BBC and UK service providers continue dispute over network costs
The debate around network costs the BBC's iPlayer streaming video service has officially launched at the end of 2007, the opposing parties have once again lashed out at each other. A BBC staff member gave the access providers some advice in a blog entry, and Tiscali CEO Simon Gunter responded by calling once again on the BBC to cover some of the network costs that providers incur.
The debate flared up shortly after the initial test run of the iPlayer. Since then, British providers claim they are suffering from the flood of data that the BBC's streaming service causes. The firms say that the iPlayer is responsible for as much as 5 per cent of all of their traffic. Those providers with smaller networks are of course feeling the most strain. Such providers purchase connections from British Telecom and pay per gigabyte, even though they sell "unlimited" ratings to their customers. But if push comes to shove, 'unlimited' offers are anything but; the British broadband market is now seeing the same kind of fake flat rates that once plagued other European countries like Germany.

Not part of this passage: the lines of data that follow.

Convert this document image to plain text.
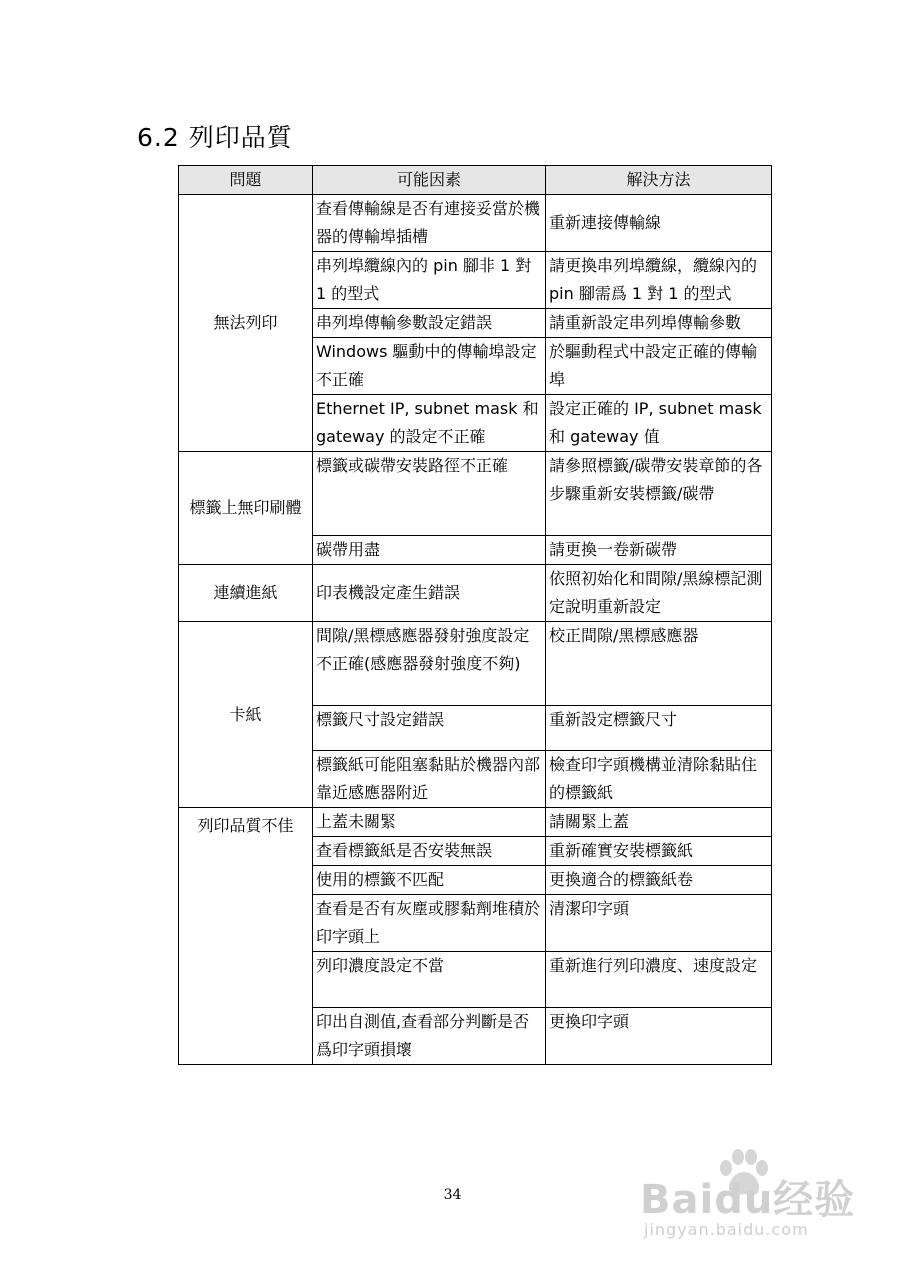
6.2 列印品質
問題	可能因素	解決方法
無法列印	查看傳輸線是否有連接妥當於機器的傳輸埠插槽	重新連接傳輸線
	串列埠纜線內的 pin 腳非 1 對 1 的型式	請更換串列埠纜線，纜線內的 pin 腳需爲 1 對 1 的型式
	串列埠傳輸參數設定錯誤	請重新設定串列埠傳輸參數
	Windows 驅動中的傳輸埠設定不正確	於驅動程式中設定正確的傳輸埠
	Ethernet IP, subnet mask 和 gateway 的設定不正確	設定正確的 IP, subnet mask 和 gateway 值
標籤上無印刷體	標籤或碳帶安裝路徑不正確	請參照標籤/碳帶安裝章節的各步驟重新安裝標籤/碳帶
	碳帶用盡	請更換一卷新碳帶
連續進紙	印表機設定產生錯誤	依照初始化和間隙/黑線標記測定說明重新設定
卡紙	間隙/黑標感應器發射強度設定不正確(感應器發射強度不夠)	校正間隙/黑標感應器
	標籤尺寸設定錯誤	重新設定標籤尺寸
	標籤紙可能阻塞黏貼於機器內部靠近感應器附近	檢查印字頭機構並清除黏貼住的標籤紙
列印品質不佳	上蓋未關緊	請關緊上蓋
	查看標籤紙是否安裝無誤	重新確實安裝標籤紙
	使用的標籤不匹配	更換適合的標籤紙卷
	查看是否有灰塵或膠黏劑堆積於印字頭上	清潔印字頭
	列印濃度設定不當	重新進行列印濃度、速度設定
	印出自測值,查看部分判斷是否爲印字頭損壞	更換印字頭
34	Baidu经验
jingyan.baidu.com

On the surface, the dispute seems to be about money and the additional costs that providers are incurring, while at the same time increased competition is causing Internet rates to continue to fall. Customers suddenly find themselves being asked to fork out for a bill they did not see coming – the big letters on their contracts read "unlimited", but the fine print allows a different interpretation. iPlayer users have been making headlines with their exploding Internet bills, which access providers are not happy about.
Other issues also play a crucial role in this debate. They include network neutrality, rates offered by providers, industry consolidation, and regulation. And of course, the basic question of what a public broadcaster can do at the expense of the private sector, is again raising its ugly head.
Tiscali's CEO has said he does not wish to subsidise public broadcasting from his company's funds any longer and is threatening to add a "BBC tax" to invoices. In doing so, he is reacting to the well intended proposals of BBC strategist Ashley Highfield. Highfield called on providers to say what they mean and make "unlimited" access truly unlimited. He added that he could imagine content providers like the BBC recommending certain access providers whose networks are iPlayer-friendly and who don't levy extra charges.
It is possible that access providers are making a political issue out of a purely economic one; all they need to do is ensure that their capacity meets demand and charge accordingly. Highfield certainly thinks so, but he says his comments in this respect are merely intended as a basis for discussion, not as a recommendation. But he also wonders whether Ofcom should step in as a regulator to give providers more leeway for future development, a step that would mainly affect BT Wholesale.
There is yet another political component in the debate: network neutrality. For some time now, major providers have been thinking about charging content providers extra for priority treatment, especially for heavy traffic. This approach contradicts the industry's position in a separate case. In the dispute with the music and film industry, access providers argue that they have to be neutral and fiercely protest claims that they should monitor and filter out certain network content. Critics of the access providers therefore argue that the BBC should have the same rights as file-sharing customers.